In Swift 4.0, the following code doesn't compile:
var str: String!
func someFunc(_ s: inout String?) {}
someFunc(&str)
Now I imagine that str is of type String? in actuality, and the Swift compiler seems to agree:
Cannot pass immutable value of type 'String?' as inout argument
I can fix this by either changing the the variable to type String? or the function parameters to (_ s: inout String!) but I don't understand why I have to. Swift already seems to agree that var str : String! is "of type 'String?'" — so why won't it let me pass it in here?
Is there another option I can use to keep my variable implicitly unwrapped, but still pass it to a function that modifies an optional?

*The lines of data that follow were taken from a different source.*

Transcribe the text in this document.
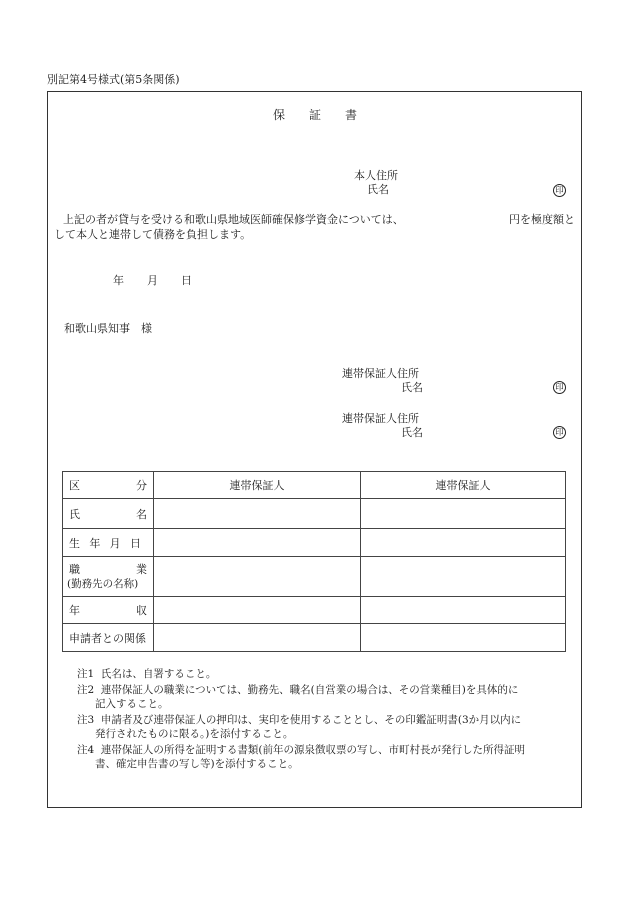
別記第4号様式(第5条関係)
保　　証　　書
本人住所
氏名	印
上記の者が貸与を受ける和歌山県地域医師確保修学資金については、	円を極度額と
して本人と連帯して債務を負担します。
年 月 日
和歌山県知事　様
連帯保証人住所
氏名	印
連帯保証人住所
氏名	印
区 分	連帯保証人	連帯保証人

氏 名		

生 年 月 日		

職 業
(勤務先の名称)		

年 収		

申請者との関係		
注1 氏名は、自署すること。
注2 連帯保証人の職業については、勤務先、職名(自営業の場合は、その営業種目)を具体的に
記入すること。
注3 申請者及び連帯保証人の押印は、実印を使用することとし、その印鑑証明書(3か月以内に
発行されたものに限る。)を添付すること。
注4 連帯保証人の所得を証明する書類(前年の源泉徴収票の写し、市町村長が発行した所得証明
書、確定申告書の写し等)を添付すること。
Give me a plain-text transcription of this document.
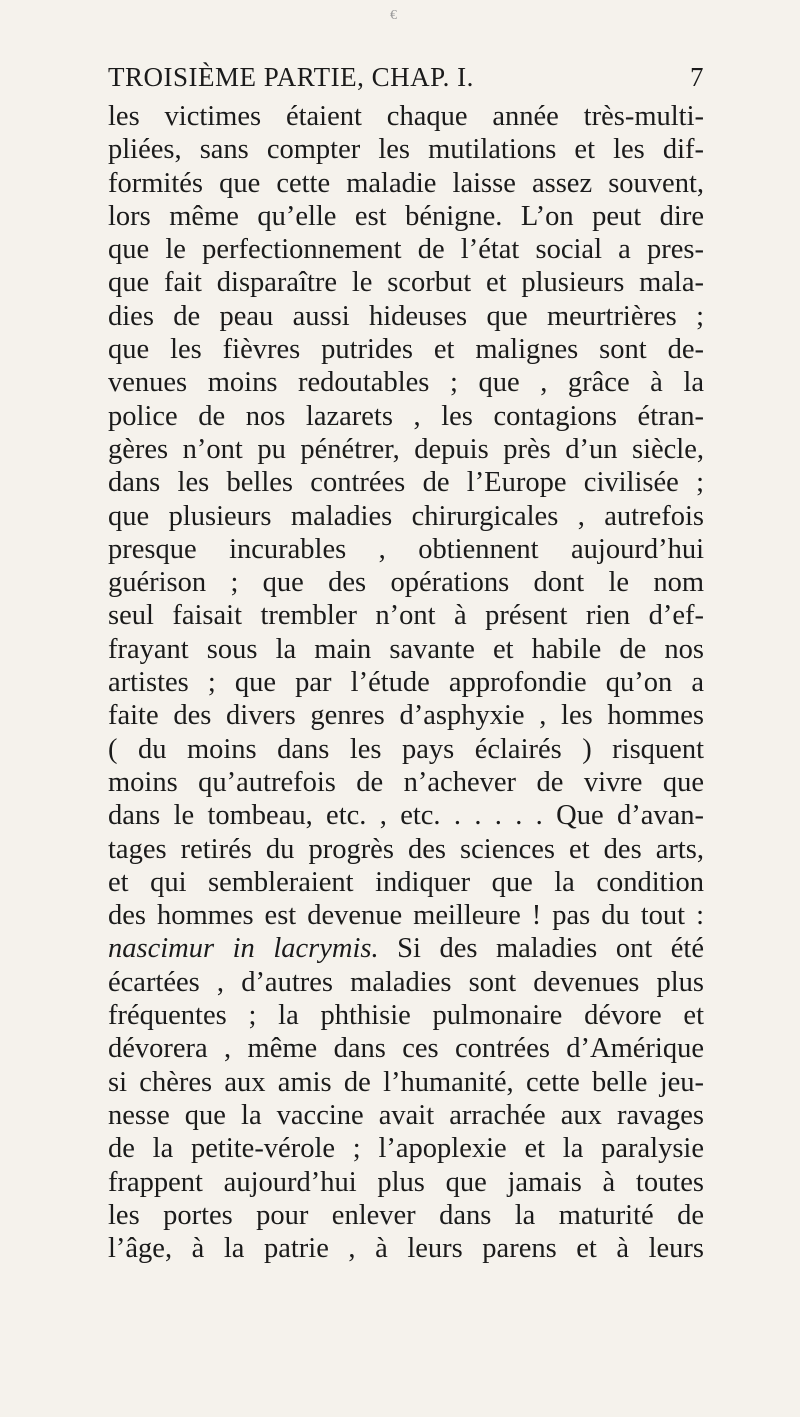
€
TROISIÈME PARTIE, CHAP. I.	7
les victimes étaient chaque année très-multi-
pliées, sans compter les mutilations et les dif-
formités que cette maladie laisse assez souvent,
lors même qu’elle est bénigne. L’on peut dire
que le perfectionnement de l’état social a pres-
que fait disparaître le scorbut et plusieurs mala-
dies de peau aussi hideuses que meurtrières ;
que les fièvres putrides et malignes sont de-
venues moins redoutables ; que , grâce à la
police de nos lazarets , les contagions étran-
gères n’ont pu pénétrer, depuis près d’un siècle,
dans les belles contrées de l’Europe civilisée ;
que plusieurs maladies chirurgicales , autrefois
presque incurables , obtiennent aujourd’hui
guérison ; que des opérations dont le nom
seul faisait trembler n’ont à présent rien d’ef-
frayant sous la main savante et habile de nos
artistes ; que par l’étude approfondie qu’on a
faite des divers genres d’asphyxie , les hommes
( du moins dans les pays éclairés ) risquent
moins qu’autrefois de n’achever de vivre que
dans le tombeau, etc. , etc. . . . . . Que d’avan-
tages retirés du progrès des sciences et des arts,
et qui sembleraient indiquer que la condition
des hommes est devenue meilleure ! pas du tout :
nascimur in lacrymis. Si des maladies ont été
écartées , d’autres maladies sont devenues plus
fréquentes ; la phthisie pulmonaire dévore et
dévorera , même dans ces contrées d’Amérique
si chères aux amis de l’humanité, cette belle jeu-
nesse que la vaccine avait arrachée aux ravages
de la petite-vérole ; l’apoplexie et la paralysie
frappent aujourd’hui plus que jamais à toutes
les portes pour enlever dans la maturité de
l’âge, à la patrie , à leurs parens et à leurs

I tried someFunc(&(str?)) and that just makes things weirder — then Swift complains:
Cannot pass immutable value of type 'String!' as inout argument".
So str is a String? but can't be passed as a String?, while str? is a String!?!
That code was actually:
var str: String!
func someFunc(_ x: inout String!) {}
someFunc(&(str?))
So maybe Swift is mistakenly saying the type of the parameter, rather than the value passed, in its error message…or something?

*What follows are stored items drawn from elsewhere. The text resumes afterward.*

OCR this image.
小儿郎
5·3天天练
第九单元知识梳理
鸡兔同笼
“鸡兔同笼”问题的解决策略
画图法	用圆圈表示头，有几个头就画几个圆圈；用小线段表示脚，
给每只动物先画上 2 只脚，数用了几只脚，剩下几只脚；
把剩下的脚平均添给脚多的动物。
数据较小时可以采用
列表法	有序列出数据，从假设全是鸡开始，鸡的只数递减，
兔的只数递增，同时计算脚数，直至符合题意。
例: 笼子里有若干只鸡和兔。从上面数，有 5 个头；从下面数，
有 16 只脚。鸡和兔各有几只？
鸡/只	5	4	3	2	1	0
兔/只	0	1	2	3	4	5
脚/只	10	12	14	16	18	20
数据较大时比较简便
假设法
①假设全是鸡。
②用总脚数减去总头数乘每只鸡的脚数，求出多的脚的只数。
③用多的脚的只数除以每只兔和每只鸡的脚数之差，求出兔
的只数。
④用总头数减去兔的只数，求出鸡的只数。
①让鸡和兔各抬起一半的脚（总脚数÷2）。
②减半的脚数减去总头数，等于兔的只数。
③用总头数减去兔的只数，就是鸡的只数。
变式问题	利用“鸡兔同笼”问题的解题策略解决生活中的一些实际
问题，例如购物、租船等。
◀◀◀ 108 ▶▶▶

This is a known bug in the swift compiler. Hamish says in a comment this is fixed in a Swift 4.1 snapshot, so it may be fixed in the next Xcode release (9.3).

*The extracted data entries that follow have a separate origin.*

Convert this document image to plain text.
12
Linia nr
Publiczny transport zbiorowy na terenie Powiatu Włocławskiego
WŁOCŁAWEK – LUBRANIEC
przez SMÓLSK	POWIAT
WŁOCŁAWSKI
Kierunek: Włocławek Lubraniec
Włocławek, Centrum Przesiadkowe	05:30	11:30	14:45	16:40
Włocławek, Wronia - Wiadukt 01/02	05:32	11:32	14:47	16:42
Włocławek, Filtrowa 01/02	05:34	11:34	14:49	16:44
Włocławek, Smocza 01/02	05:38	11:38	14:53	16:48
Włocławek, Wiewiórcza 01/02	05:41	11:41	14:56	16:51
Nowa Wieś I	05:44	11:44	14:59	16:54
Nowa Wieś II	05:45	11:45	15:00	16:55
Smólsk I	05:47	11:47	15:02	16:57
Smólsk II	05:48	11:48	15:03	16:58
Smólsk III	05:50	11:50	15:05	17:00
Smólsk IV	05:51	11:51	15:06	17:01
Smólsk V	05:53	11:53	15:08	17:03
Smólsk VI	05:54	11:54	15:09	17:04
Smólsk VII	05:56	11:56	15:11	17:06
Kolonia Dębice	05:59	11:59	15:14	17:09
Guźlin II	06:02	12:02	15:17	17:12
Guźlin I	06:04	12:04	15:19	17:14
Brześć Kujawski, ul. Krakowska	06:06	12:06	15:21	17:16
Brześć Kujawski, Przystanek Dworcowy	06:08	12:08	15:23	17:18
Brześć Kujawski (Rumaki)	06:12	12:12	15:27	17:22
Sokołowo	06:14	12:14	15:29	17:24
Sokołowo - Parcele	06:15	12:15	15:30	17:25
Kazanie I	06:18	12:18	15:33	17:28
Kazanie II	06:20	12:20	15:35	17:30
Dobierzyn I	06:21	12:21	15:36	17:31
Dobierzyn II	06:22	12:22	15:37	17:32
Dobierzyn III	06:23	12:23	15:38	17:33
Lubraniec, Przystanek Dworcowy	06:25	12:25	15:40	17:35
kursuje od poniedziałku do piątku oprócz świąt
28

You can work around this by getting rid of the implicitly-unwrapped optional (IUO), which should be avoided anyway. Depending on why it's currently an IUO, either:
var str: String?
func someFunc(_ x: inout String?) {}
someFunc(&str)
or
var tmp: String?
func someFunc(_ x: inout String?) {}
someFunc(&tmp)
let str = tmp!
I strongly recommend the first, avoid force-unwrapping unless absolutely necessary.